Présidence/Animation : Bruce
Batiment : (R) RUTHERFORD
Local : (R) 114
09 h 00
Mot de bienvenue
09 h 30
Éthique et citoyenneté dans le programme québécois d’Éthique et culture religieuse
Dany Rondeau (UQAR - Université du Québec à Rimouski)

Même si ce n’était pas sa finalité, le programme Éthique et culture religieuse propose implicitement en même temps qu’il s’appuie sur elle, une conception précise de la citoyenneté qui s’accompagne d’une conception tout aussi ciblée de l’éthique. Il est facile de voir comment conceptions de la citoyenneté et de l’éthique sont liées de manière inextricable dans ce programme au point qu’il est difficile d’établir si la conception de l’éthique mise de l’avant par ce programme découle d’une conception de la citoyenneté ou si c’est plutôt l’inverse. Ce programme défend une conception libérale de la citoyenneté et de l’éthique - dont les influences philosophiques remontent au libéralisme de Mill - qui ouvre nécessairement ou logiquement sur une acceptation du pluralisme et qui milite implicitement pour une laïcité dite ouverte. Cette posture est toutefois très critiquée à l’heure actuelle par une tendance plus nationaliste et conservatrice ce qui fait qu’un débat sur le rapport entre citoyenneté et diversité ne cesse d’être alimenté depuis la mise en place de ce programme. C’est ce rapport conceptuel entre éthique et citoyenneté que nous voulons esquisser et analyser dans cette communication.

Résumé
10 h 00
Libéralisme compréhensif et libéralisme politique : quel libéralisme pour l’éducation au pluralisme?
Alexandra Malenfant-veilleux (UQTR - Université du Québec à Trois-Rivières)

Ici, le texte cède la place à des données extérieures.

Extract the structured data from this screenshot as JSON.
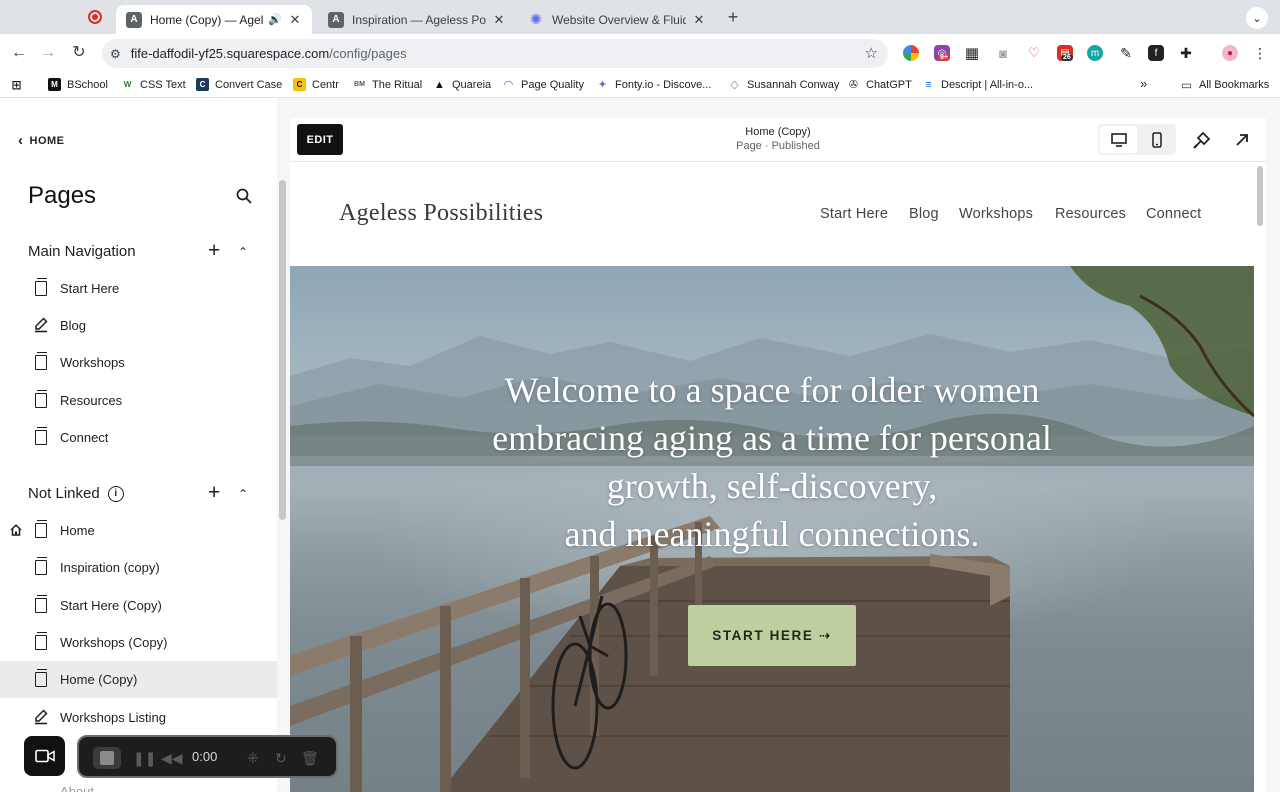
{
  "browser": {
    "tabs": [
      {
        "title": "Home (Copy) — Ageless P",
        "active": true
      },
      {
        "title": "Inspiration — Ageless Possibi",
        "active": false
      },
      {
        "title": "Website Overview & Fluid Eng",
        "active": false
      }
    ],
    "url_host": "fife-daffodil-yf25.squarespace.com",
    "url_path": "/config/pages",
    "ext_badge_1": "9+",
    "ext_badge_2": "26",
    "bookmarks": [
      "BSchool",
      "CSS Text",
      "Convert Case",
      "Centr",
      "The Ritual",
      "Quareia",
      "Page Quality",
      "Fonty.io - Discove...",
      "Susannah Conway",
      "ChatGPT",
      "Descript | All-in-o..."
    ],
    "bookmarks_more": "»",
    "all_bookmarks": "All Bookmarks"
  },
  "panel": {
    "back_label": "HOME",
    "title": "Pages",
    "main_nav_label": "Main Navigation",
    "main_nav_items": [
      "Start Here",
      "Blog",
      "Workshops",
      "Resources",
      "Connect"
    ],
    "not_linked_label": "Not Linked",
    "not_linked_items": [
      "Home",
      "Inspiration (copy)",
      "Start Here (Copy)",
      "Workshops (Copy)",
      "Home (Copy)",
      "Workshops Listing"
    ],
    "peek_item": "About"
  },
  "frame": {
    "edit_label": "EDIT",
    "page_title": "Home (Copy)",
    "page_status": "Page · Published"
  },
  "site": {
    "logo": "Ageless Possibilities",
    "nav": [
      "Start Here",
      "Blog",
      "Workshops",
      "Resources",
      "Connect"
    ],
    "hero_lines": [
      "Welcome to a space for older women",
      "embracing aging as a time for personal",
      "growth, self-discovery,",
      "and meaningful connections."
    ],
    "cta_label": "START HERE ⇢",
    "cta_color": "#bfcf9f"
  },
  "recorder": {
    "time": "0:00"
  }
}
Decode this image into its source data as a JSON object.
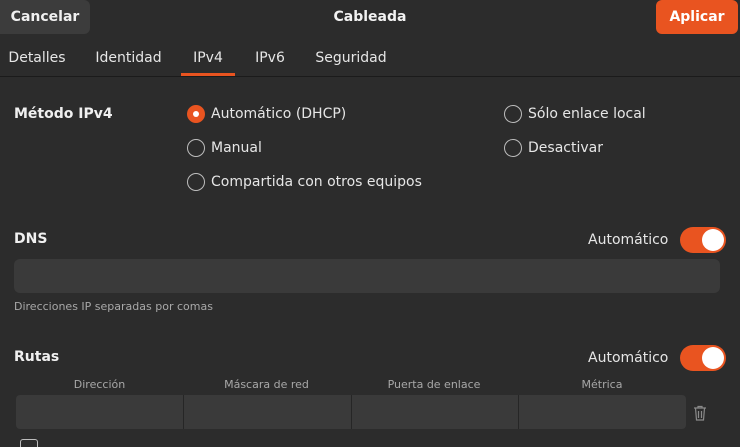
{
  "header": {
    "title": "Cableada",
    "cancel_label": "Cancelar",
    "apply_label": "Aplicar"
  },
  "tabs": [
    {
      "label": "Detalles"
    },
    {
      "label": "Identidad"
    },
    {
      "label": "IPv4"
    },
    {
      "label": "IPv6"
    },
    {
      "label": "Seguridad"
    }
  ],
  "active_tab": "IPv4",
  "ipv4": {
    "method_label": "Método IPv4",
    "methods": [
      {
        "label": "Automático (DHCP)",
        "selected": true
      },
      {
        "label": "Manual",
        "selected": false
      },
      {
        "label": "Compartida con otros equipos",
        "selected": false
      },
      {
        "label": "Sólo enlace local",
        "selected": false
      },
      {
        "label": "Desactivar",
        "selected": false
      }
    ]
  },
  "dns": {
    "label": "DNS",
    "auto_label": "Automático",
    "auto_on": true,
    "value": "",
    "hint": "Direcciones IP separadas por comas"
  },
  "routes": {
    "label": "Rutas",
    "auto_label": "Automático",
    "auto_on": true,
    "columns": [
      "Dirección",
      "Máscara de red",
      "Puerta de enlace",
      "Métrica"
    ]
  },
  "colors": {
    "accent": "#e95420",
    "background": "#2c2c2c",
    "input": "#3a3a3a"
  }
}
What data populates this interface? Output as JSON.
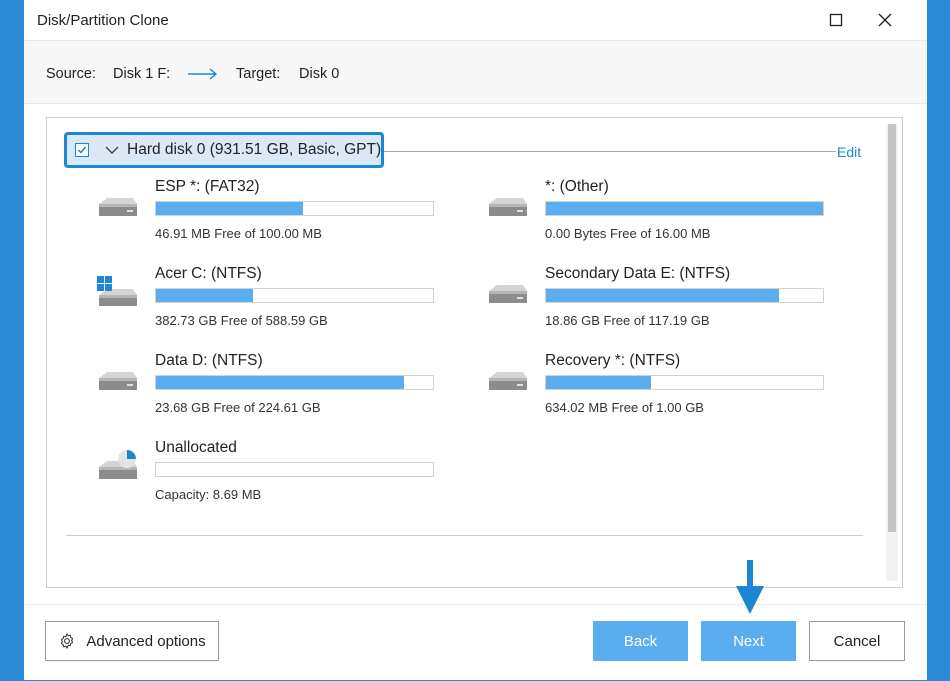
{
  "window": {
    "title": "Disk/Partition Clone"
  },
  "header": {
    "source_label": "Source:",
    "source_value": "Disk 1 F:",
    "target_label": "Target:",
    "target_value": "Disk 0"
  },
  "disk": {
    "label": "Hard disk 0 (931.51 GB, Basic, GPT)",
    "checked": true,
    "edit_label": "Edit"
  },
  "partitions": [
    {
      "name": "ESP *: (FAT32)",
      "info": "46.91 MB Free of 100.00 MB",
      "used_fraction": 0.53,
      "icon": "drive-icon"
    },
    {
      "name": "*: (Other)",
      "info": "0.00 Bytes Free of 16.00 MB",
      "used_fraction": 1.0,
      "icon": "drive-icon"
    },
    {
      "name": "Acer C: (NTFS)",
      "info": "382.73 GB Free of 588.59 GB",
      "used_fraction": 0.35,
      "icon": "windows-drive-icon"
    },
    {
      "name": "Secondary Data E: (NTFS)",
      "info": "18.86 GB Free of 117.19 GB",
      "used_fraction": 0.84,
      "icon": "drive-icon"
    },
    {
      "name": "Data  D: (NTFS)",
      "info": "23.68 GB Free of 224.61 GB",
      "used_fraction": 0.895,
      "icon": "drive-icon"
    },
    {
      "name": "Recovery *: (NTFS)",
      "info": "634.02 MB Free of 1.00 GB",
      "used_fraction": 0.38,
      "icon": "drive-icon"
    },
    {
      "name": "Unallocated",
      "info": "Capacity: 8.69 MB",
      "used_fraction": 0.0,
      "icon": "unallocated-drive-icon"
    }
  ],
  "footer": {
    "advanced_label": "Advanced options",
    "back_label": "Back",
    "next_label": "Next",
    "cancel_label": "Cancel"
  },
  "colors": {
    "accent": "#1b87d2",
    "bar_fill": "#5aaef0",
    "background": "#2b8ad6"
  }
}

Est-il légitime qu’un État prétende à la neutralité tout en faisant, à l’école, la promotion des valeurs démocratiques libérales et l’éducation au pluralisme (éducation qui s’incarne, au Québec, dans le programme Éthique et culture religieuse)? L’idéal démocratique libéral ne participe-t-il pas lui-même d’une doctrine morale compréhensive, celle de la démocratie libérale?

Dans le cadre de cette présentation, je vais tenter de montrer qu’il est non seulement possible, mais qu’il m’apparaît nécessaire que l’éducation au pluralisme, de même que les programmes d’étude qui la commandent, s’appuient sur les principes du libéralisme politique (Rawls, 1993; Nussbaum, 2011), et non sur une forme plus ou moins modérée de libéralisme compréhensif (Levinson, 1999). En d’autres termes, je vais défendre qu’appuyé explicitement sur les principes du libéralisme politique, le programme d’Éthique et culture religieuse serait peut-être plus susceptible de susciter le consensus (voire d’éviter les contestations juridiques) que s’il est fondé sur une forme quelconque de libéralisme compréhensif.

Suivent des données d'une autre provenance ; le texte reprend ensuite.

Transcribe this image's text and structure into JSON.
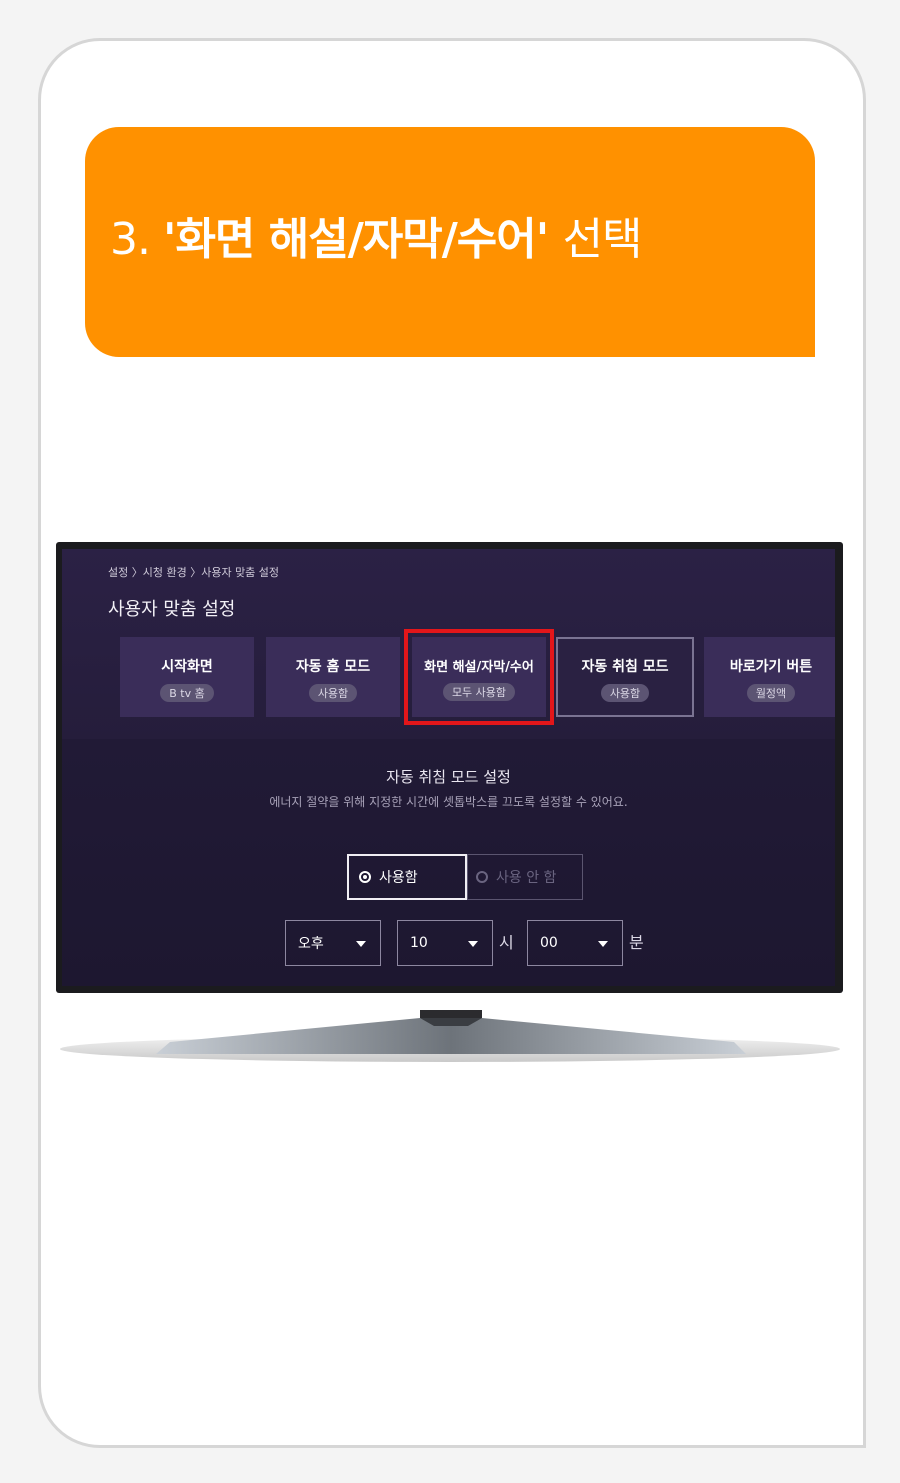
{
  "banner": {
    "number": "3. ",
    "quote_open": "'",
    "bold_text": "화면 해설/자막/수어",
    "quote_close": "' ",
    "action": "선택",
    "color": "#ff9100"
  },
  "tv": {
    "breadcrumb": "설정 〉시청 환경 〉사용자 맞춤 설정",
    "title": "사용자 맞춤 설정",
    "tiles": [
      {
        "label": "시작화면",
        "badge": "B tv 홈"
      },
      {
        "label": "자동 홈 모드",
        "badge": "사용함"
      },
      {
        "label": "화면 해설/자막/수어",
        "badge": "모두 사용함"
      },
      {
        "label": "자동 취침 모드",
        "badge": "사용함"
      },
      {
        "label": "바로가기 버튼",
        "badge": "월정액"
      }
    ],
    "highlight_color": "#e3161a",
    "detail": {
      "title": "자동 취침 모드 설정",
      "description": "에너지 절약을 위해 지정한 시간에 셋톱박스를 끄도록 설정할 수 있어요."
    },
    "radio": {
      "on_label": "사용함",
      "off_label": "사용 안 함"
    },
    "time": {
      "ampm": "오후",
      "hour": "10",
      "hour_unit": "시",
      "minute": "00",
      "minute_unit": "분"
    }
  }
}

Pour ce faire, (1) je vais brièvement expliquer, en m’appuyant notamment sur Leroux (2016) et Nussbaum (1997, 2010), pourquoi l’éducation au pluralisme est de nos jours indispensable; (2) suivant Rawls (1993) et Nussbaum (2011), je vais défendre le libéralisme politique à l’encontre du libéralisme compréhensif modéré de Levinson (1999); (3) je vais suggérer quelques idées en vue de préciser le Programme de formation de l’école québécoise (PFEQ) quant à cette question.

 

Résumé
11 h 00
Éthique et culture religieuse : une approche éthique et culturelle de l’éducation en cohérence avec les orientations initiales?
Nancy Bouchard (UQAM - Université du Québec à Montréal)

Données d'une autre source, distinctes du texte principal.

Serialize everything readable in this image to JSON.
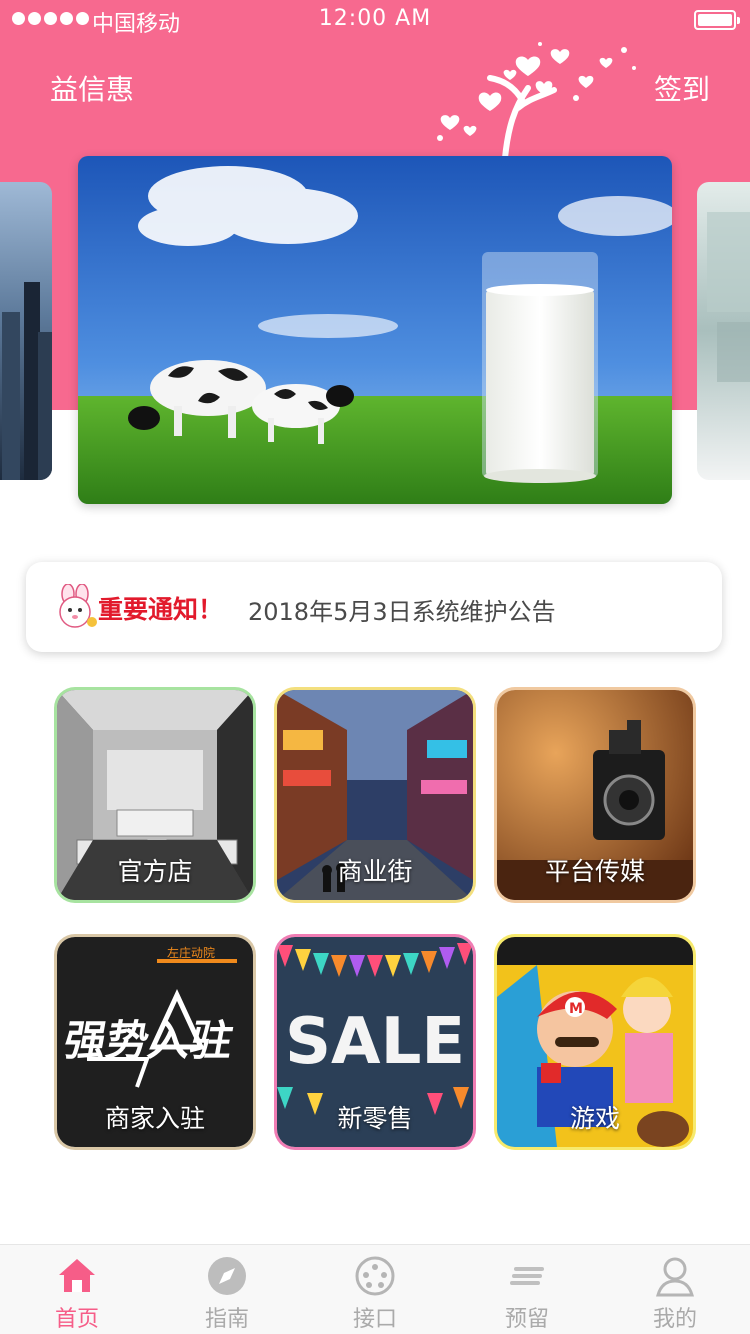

Aboutissement du processus de déconfessionnalisation du système éducatif, l’Éthique et culture religieuse représente non seulement un tournant majeur en éducation au Québec mais un projet de société : vivre ensemble dans une société pluraliste où la reconnaissance de l’autre et la poursuite du bien commun sont à l’œuvre dans le dialogue. Des orientations ministérielles qui annonçaient ce projet de programme (MEQ 2000; MELS, 2005), il se dégage une approche éthique et culturelle de l’éducation en cohérence avec cette perspective d’avenir. Mais qu’en est-il du programme ? Emprunte-t-il cette même approche éthique et culturelle ? Telle est la question à laquelle nous nous attarderons dans notre analyse des points de convergence et de divergence entre les orientations ministérielles et le programme.

Résumé
11 h 30
Habermas et les compétences discursives
Arianne ROBICHAUD (UQAM - Université du Québec à Montréal)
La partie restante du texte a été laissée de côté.